About 24 years after its launch the arXiv preprint server hits 1 million articles on 29 December. The site reached that terrific target after administrators returned from holidays and updated the server with manuscripts submitted after business hours on Christmas Eve, Richard van Norden said in his report in Nature. Impressively more and more papers were posted as preprints from year to year, starting from a few hundred in the early nineties, when Paul Ginsparg initiated the arXiv site, to about 10,000 per months meanwhile.
“Kudos to Paul Ginsparg and the arXiv team for this achievement.” (Peter Suber, 2014)
Since more than two decades particularly physicists, mathematicians, and computer scientists were used to upload their manuscripts to arXiv to share their results with peers as a preprint prior to the submission to a standard scholarly journal. When I was working as a physicists myself, I also regularly used arXiv.org as a resource to browse and access the most recent findings of my colleagues. And I definitely know that I had been not the only guy who started his work in the morning in this way. The advantage of the arXiv to publicly share recent results of scholarly research has been quite obvious: only a few hours or days after a competing group had finished their draft to summarize their findings, researchers were able to read them without any delay and without any restrictions for access. Possibly this has been also one aspect which contributed to that story of success which now results in one million posts on arXiv. As an another result, most publishers meanwhile accept submissions from arXiv.
Preprint-posts on the arXiv are not peer-reviewed because managing and controlling of that filtering process had been the monopoly of scholarly journals for decades. Nevertheless one may ask if we do need something outside the ArXiv? I discussed this question in a blog almost a year ago, based on the perspective of physicists and their attitude to foster Open Access. This question, or more generally the basic idea to combine a well-established preprint server, as the ArXiv, with something to enable and moderate the scientific discourse as a substitute of the classical peer-review process was raised some years ago by Field’s medalist Timothy Gowers. In 2011 Gowers asked in one of his blog posts how we might get to a new model of (scientific) publishing, however focused, but principally not limited, to mathematics. His visionary thoughts had been motivated by an earlier post by Michael Nielsen. Gowers suggested “something like a cross between the arXiv, a social networking site, Amazon book reviews, and Mathoverflow”. In a very systematic way, he further developed his smart idea, or his gedankenexperiment as a physicist would call it, as an “ideal world” towards future scholarly communication. The proposed (non-existing) website should be an extension of the arXiv, or simply a separate website with links to articles which were hosted at arXiv.

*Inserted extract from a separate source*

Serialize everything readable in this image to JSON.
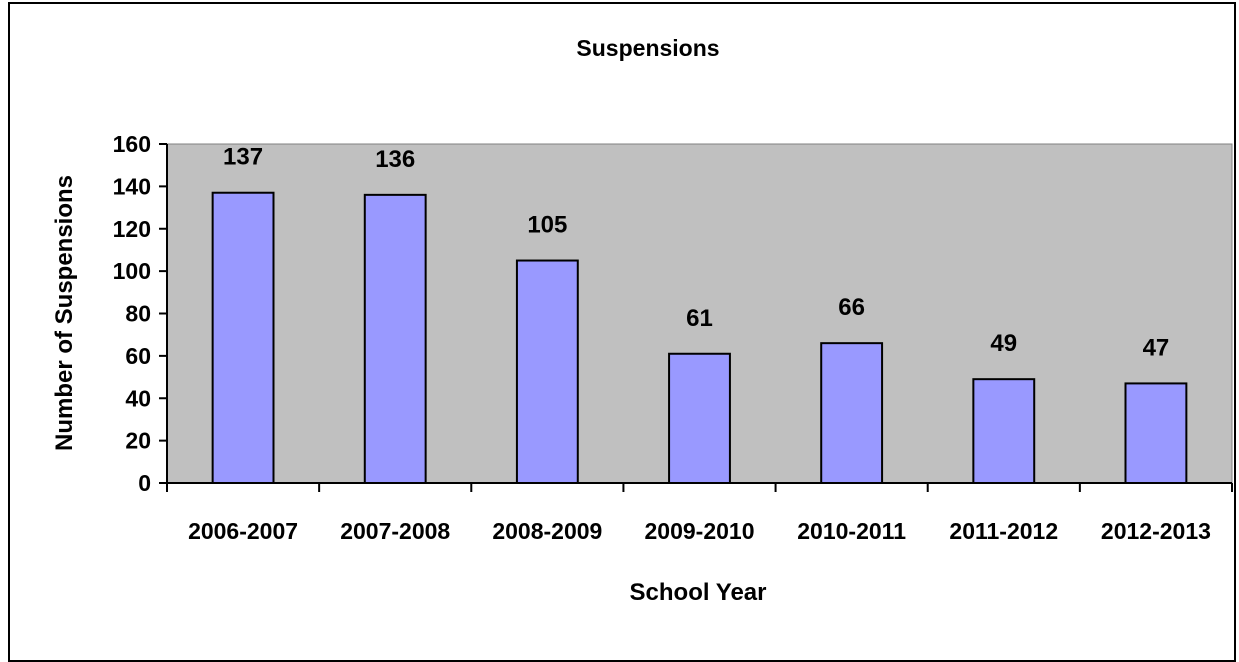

“If we didn’t have journals, then what might we have instead?” (Timothy Gowers, 2011)
Here we are: The scientific community which had been used to regularly post and access recent findings on the arXiv would then be invited to comment, rate, and discuss new posts. I personally like that concept which is straightforward and based on the experiences and the behavior of researchers over two decades. Despite the fact that the latter oberservation is true mostly for researchers from physics, mathematics and computational sciences it could be adopted in principal to all disciplines of scholarly research. Amazingly, I read Timothy Gowers’s excellent blog some time after it had been published when I had already developed the concept for ScienceOpen in 2013. Nevertheless, his visionary considerations to develop a new model for scholarly publishing and the following, very intensive discussion of these ideas within the community strongly supported me to continue developing a new website which fosters not only Open Access, but also consists of a community-based concept to evaluate scientific results in an open and transparent manner. I am confident that future workflows for publishing and quality assessment in science will be based on these principles.
Let’s see if ScienceOpen can further contribute to this vision in 2015! Have a great start into the new year!